# Thread: two tricky group problems

1. ## two tricky group problems

(1)

Prove that if $\displaystyle N$ is a normal subgroup of the finite group $\displaystyle G$ and $\displaystyle (|N|,|G:N|)=1$ then $\displaystyle N$ is the unique subgroup of $\displaystyle G$ of order $\displaystyle |N|$.
(2)

Let $\displaystyle K$ be a subgroup of some group (possibly infinite) $\displaystyle G$, and let $\displaystyle H$ be a subgroup of $\displaystyle K$. Prove that $\displaystyle |G:H|=|G:K|\cdot|K:H|$.
Regarding notation, $\displaystyle |G:H|$ means the number of left cosets of $\displaystyle H$ in $\displaystyle G$, that is, the number of elements in the set $\displaystyle \{gH:g\in G\}$. Also, $\displaystyle |N|$ is just the order of $\displaystyle N$, that is, the number of elements in $\displaystyle N$. Finally, $\displaystyle (a,b)$ denotes the greatest common divisor of the integers $\displaystyle a,b$.

I could probably get these with enough time, but I'm fresh out of it. Any hints (or heck, even just complete solutions) would be much appreciated!

2. For problem 1, since $\displaystyle G$ is finite, we have $\displaystyle |G:N|=|G|/|N|$, so the condition can be rephrased as $\displaystyle \gcd(|N|,|G|/|N|)=1$. I would try to prove by contradiction: suppose there is a another subgroup $\displaystyle N'$ such that $\displaystyle |N'|=|N|$. Then I would consider the quotient group $\displaystyle G/N$ and try mapping $\displaystyle N'$ into it, using the canonical homomorphism.

For problem 2, we can assume that $\displaystyle |G:K|$ and $\displaystyle |K:H|$ are finite. Let the collection of left cosets of $\displaystyle K$ in $\displaystyle G$ be $\displaystyle \{a_iK\ |\ i=1,2,\ldots r\}$ and the left cosets of $\displaystyle H$ in $\displaystyle K$ be $\displaystyle \{b_jH\ |\ j=1,2,\ldots s\}$. It would suffice to show that the set $\displaystyle \{a_ib_jH\ |\ i=1,2,\ldots r; j=1,2,\ldots s\}$ is the collection of left cosets of $\displaystyle H$ in $\displaystyle G$.

Can you give that a shot?

3. You may not have it in your group theory arsenal yet, but if you do,

Question 1. follows easily from Sylow's Theorem.

4. Thanks for the hints guys! I was able to get (1). However, problem (2) is still giving me trouble...

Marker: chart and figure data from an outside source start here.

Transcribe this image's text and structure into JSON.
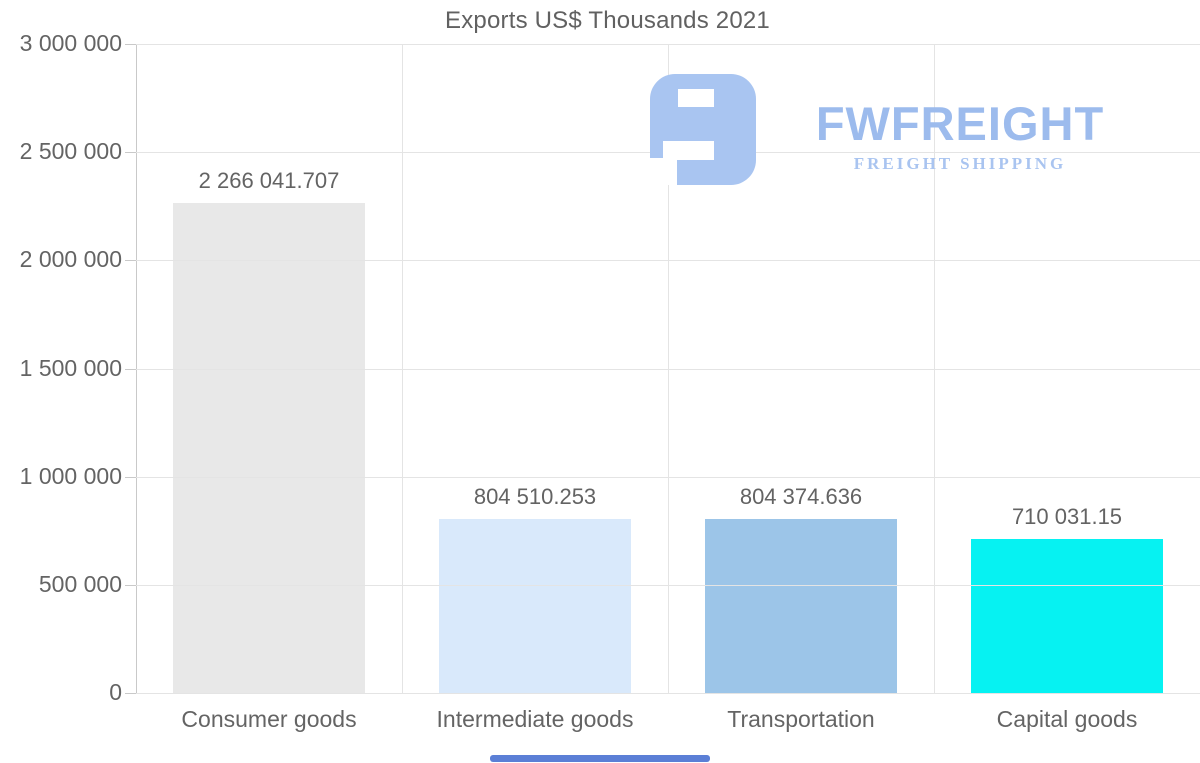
{
  "chart_data": {
    "type": "bar",
    "title": "Exports US$ Thousands 2021",
    "categories": [
      "Consumer goods",
      "Intermediate goods",
      "Transportation",
      "Capital goods"
    ],
    "values": [
      2266041.707,
      804510.253,
      804374.636,
      710031.15
    ],
    "value_labels": [
      "2 266 041.707",
      "804 510.253",
      "804 374.636",
      "710 031.15"
    ],
    "bar_colors": [
      "#e8e8e8",
      "#d9e9fb",
      "#9cc5e8",
      "#06f2f2"
    ],
    "xlabel": "",
    "ylabel": "",
    "ylim": [
      0,
      3000000
    ],
    "ytick_step": 500000,
    "ytick_labels": [
      "3 000 000",
      "2 500 000",
      "2 000 000",
      "1 500 000",
      "1 000 000",
      "500 000",
      "0"
    ],
    "grid": true,
    "legend": false
  },
  "watermark": {
    "brand": "FWFREIGHT",
    "tagline": "FREIGHT SHIPPING",
    "brand_color": "#9cbbed",
    "mark_color": "#a9c5f1"
  },
  "colors": {
    "background": "#ffffff",
    "gridline": "#e4e4e4",
    "axis": "#c9c9c9",
    "text": "#646464",
    "scrollbar": "#5b7fd6"
  }
}
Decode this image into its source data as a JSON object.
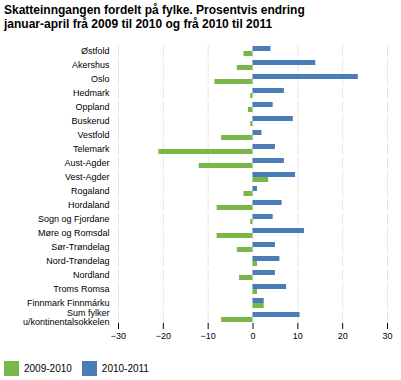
{
  "chart_data": {
    "type": "bar",
    "orientation": "horizontal",
    "title": "Skatteinngangen fordelt på fylke. Prosentvis endring\njanuar-april frå 2009 til 2010 og frå 2010 til 2011",
    "categories": [
      "Østfold",
      "Akershus",
      "Oslo",
      "Hedmark",
      "Oppland",
      "Buskerud",
      "Vestfold",
      "Telemark",
      "Aust-Agder",
      "Vest-Agder",
      "Rogaland",
      "Hordaland",
      "Sogn og Fjordane",
      "Møre og Romsdal",
      "Sør-Trøndelag",
      "Nord-Trøndelag",
      "Nordland",
      "Troms Romsa",
      "Finnmark Finnmárku",
      "Sum fylker\nu/kontinentalsokkelen"
    ],
    "series": [
      {
        "name": "2009-2010",
        "color": "#7ab648",
        "values": [
          -2.0,
          -3.5,
          -8.5,
          -0.5,
          -1.0,
          -0.5,
          -7.0,
          -21.0,
          -12.0,
          3.5,
          -2.0,
          -8.0,
          -0.5,
          -8.0,
          -3.5,
          1.0,
          -3.0,
          1.0,
          2.5,
          -7.0
        ]
      },
      {
        "name": "2010-2011",
        "color": "#4a7db5",
        "values": [
          4.0,
          14.0,
          23.5,
          7.0,
          4.5,
          9.0,
          2.0,
          5.0,
          7.0,
          9.5,
          1.0,
          6.5,
          4.5,
          11.5,
          5.0,
          6.0,
          5.0,
          7.5,
          2.5,
          10.5
        ]
      }
    ],
    "xlim": [
      -30,
      30
    ],
    "xticks": [
      -30,
      -20,
      -10,
      0,
      10,
      20,
      30
    ],
    "grid": true,
    "legend": "lower left"
  }
}
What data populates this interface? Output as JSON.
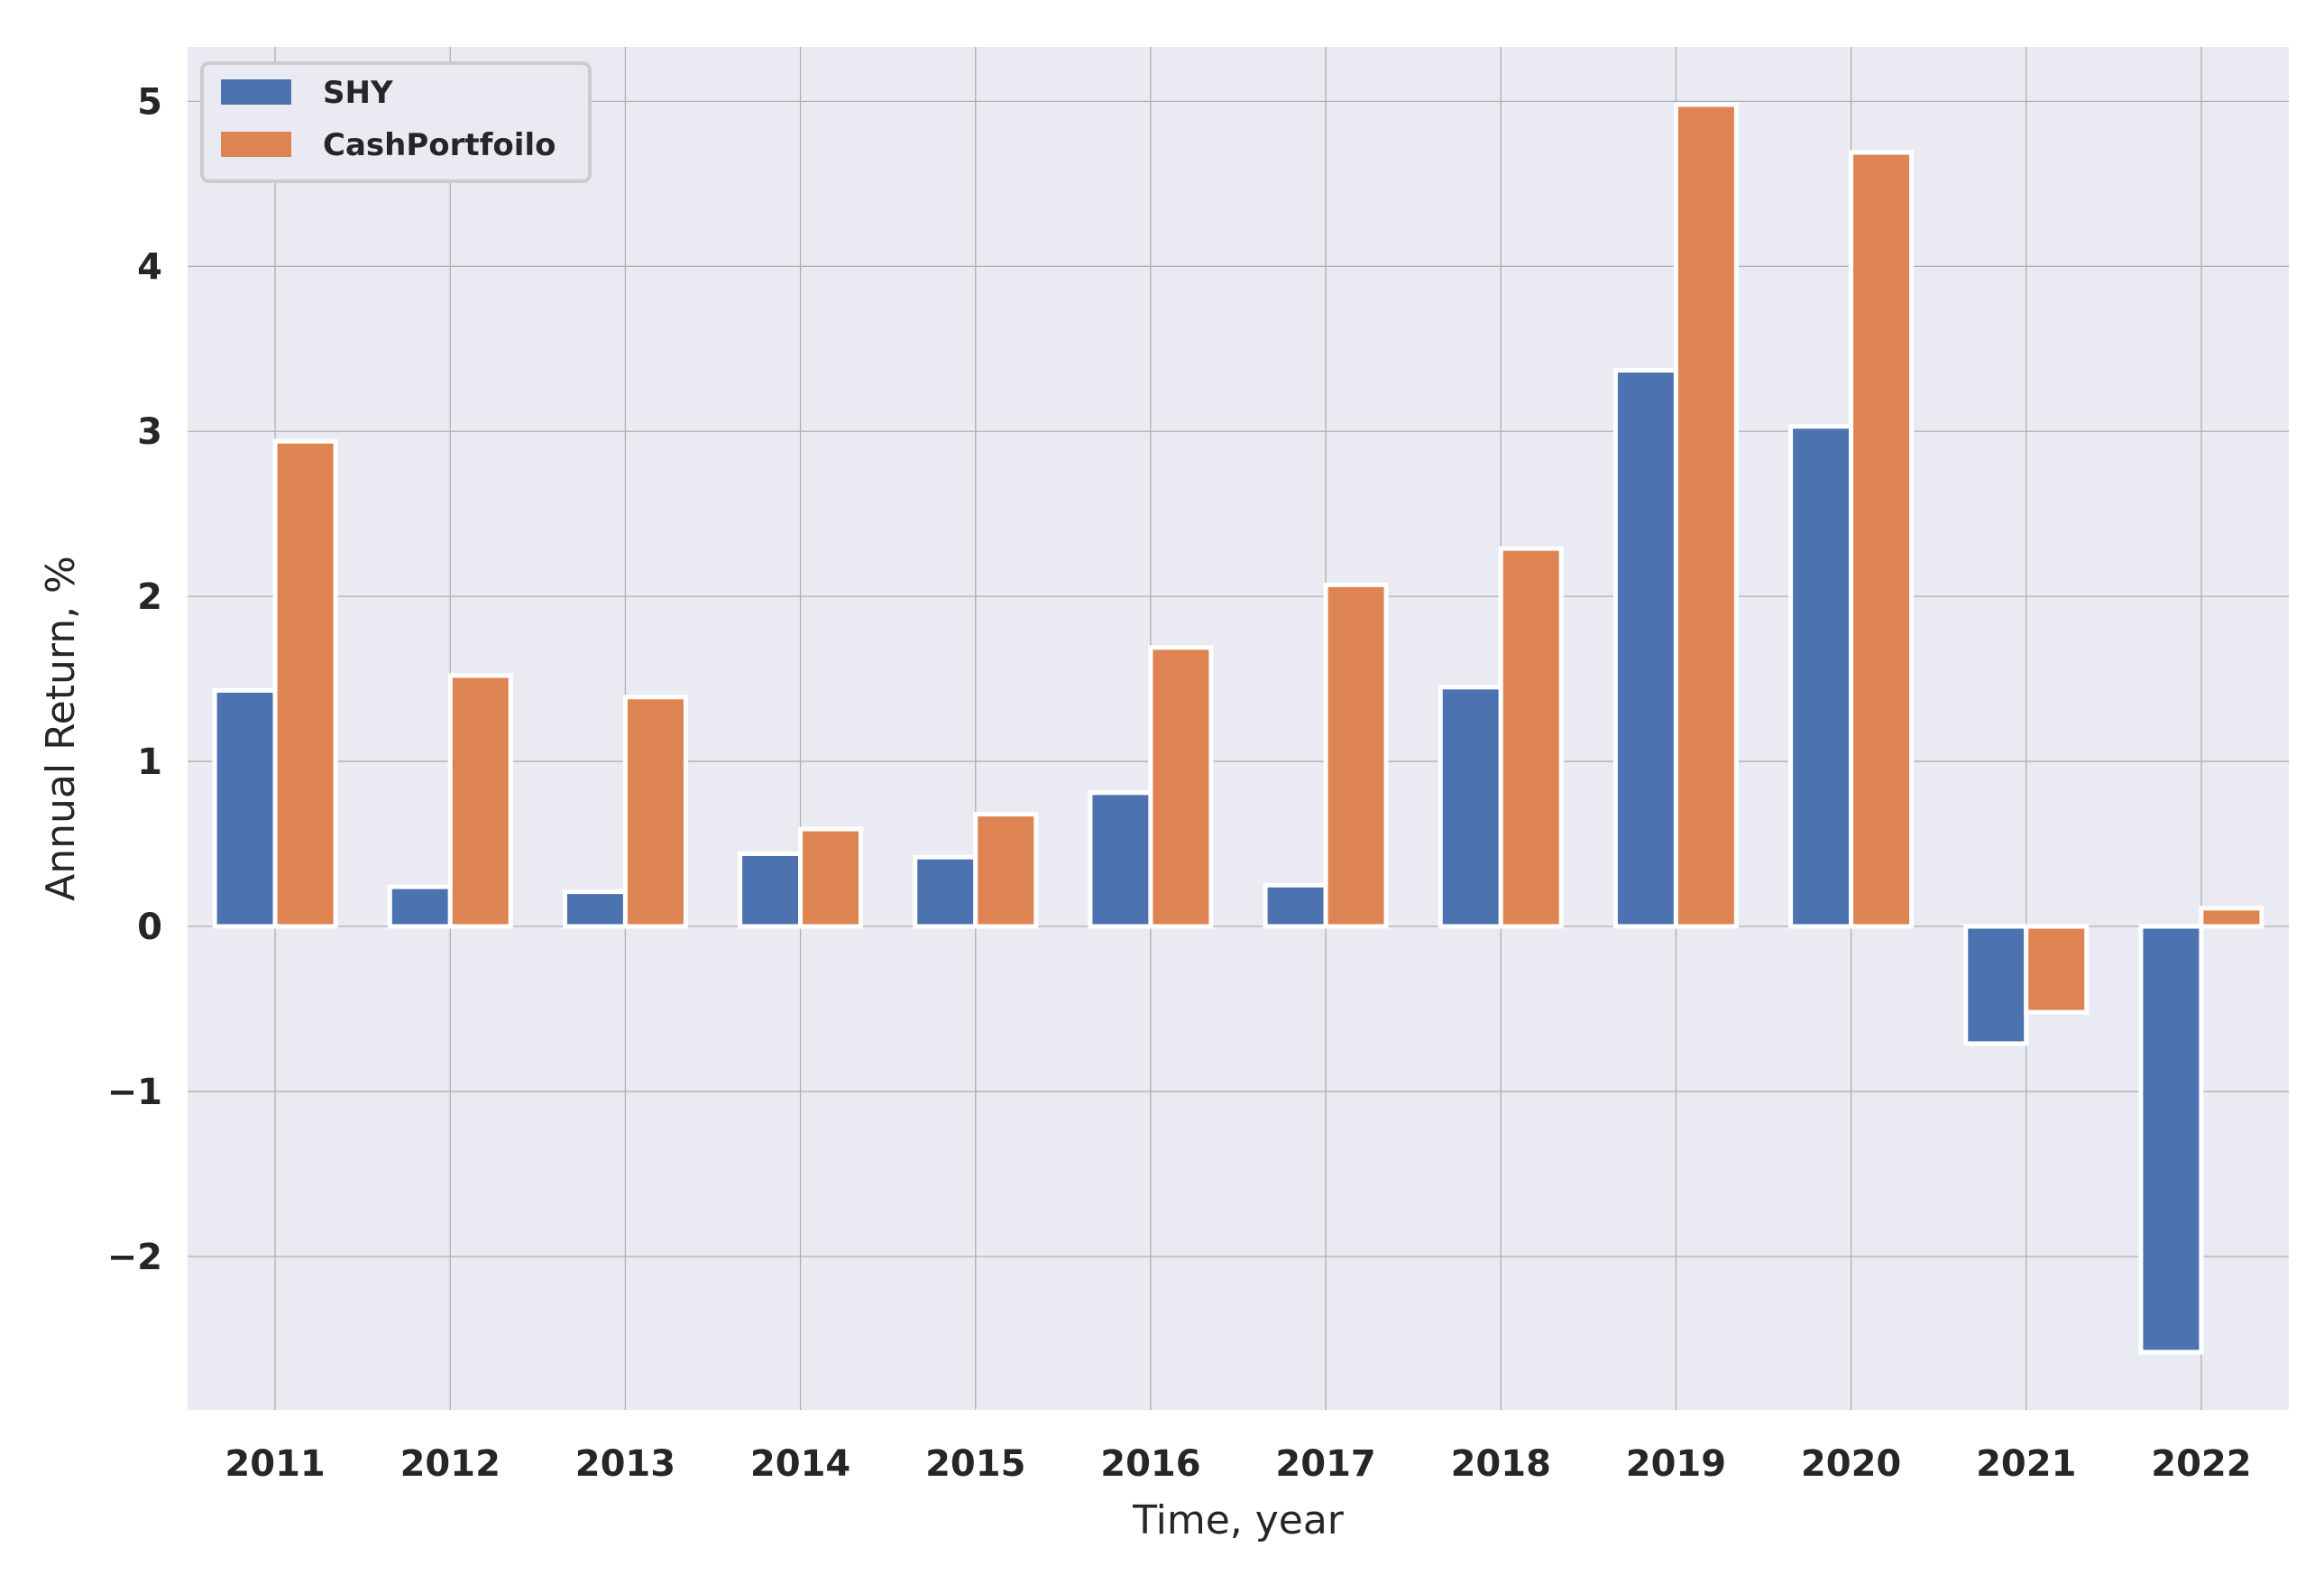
{
  "chart_data": {
    "type": "bar",
    "categories": [
      "2011",
      "2012",
      "2013",
      "2014",
      "2015",
      "2016",
      "2017",
      "2018",
      "2019",
      "2020",
      "2021",
      "2022"
    ],
    "series": [
      {
        "name": "SHY",
        "color": "#4c72b0",
        "values": [
          1.43,
          0.24,
          0.21,
          0.44,
          0.42,
          0.81,
          0.25,
          1.45,
          3.37,
          3.03,
          -0.71,
          -2.58
        ]
      },
      {
        "name": "CashPortfoilo",
        "color": "#dd8452",
        "values": [
          2.94,
          1.52,
          1.39,
          0.59,
          0.68,
          1.69,
          2.07,
          2.29,
          4.98,
          4.69,
          -0.52,
          0.11
        ]
      }
    ],
    "xlabel": "Time, year",
    "ylabel": "Annual Return, %",
    "ylim": [
      -2.93,
      5.33
    ],
    "yticks": [
      -2,
      -1,
      0,
      1,
      2,
      3,
      4,
      5
    ],
    "ytick_labels": [
      "−2",
      "−1",
      "0",
      "1",
      "2",
      "3",
      "4",
      "5"
    ],
    "grid": true,
    "legend_position": "upper-left",
    "background_color": "#eaeaf2",
    "grid_color": "#b0b0b0"
  }
}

Originally Posted by roninpro
For problem 2, we can assume that $\displaystyle |G:K|$ and $\displaystyle |K:H|$ are finite. Let the collection of left cosets of $\displaystyle K$ in $\displaystyle G$ be $\displaystyle \{a_iK\ |\ i=1,2,\ldots r\}$ and the left cosets of $\displaystyle H$ in $\displaystyle K$ be $\displaystyle \{b_jH\ |\ j=1,2,\ldots s\}$. It would suffice to show that the set $\displaystyle \{a_ib_jH\ |\ i=1,2,\ldots r; j=1,2,\ldots s\}$ is the collection of left cosets of $\displaystyle H$ in $\displaystyle G$.
That's the approach I initially planned, but I just haven't had any luck getting the proof to fall together. Ordinarily I'd take a day or two away from it, and come back to it later with fresh eyes. Unfortunately, I'm nearly out of time, with only a couple hours to go.

5. The proof has two parts: you must show that (1) all of the cosets are distinct and (2) every left coset of $\displaystyle H$ in $\displaystyle G$ can be written in the form $\displaystyle a_ib_jH$.

For (1), what happens if $\displaystyle a_ib_jH=a_\alpha b_\beta H$?

For (2), what would it take for $\displaystyle gH=a_ib_iH$ (where $\displaystyle g\in G$)?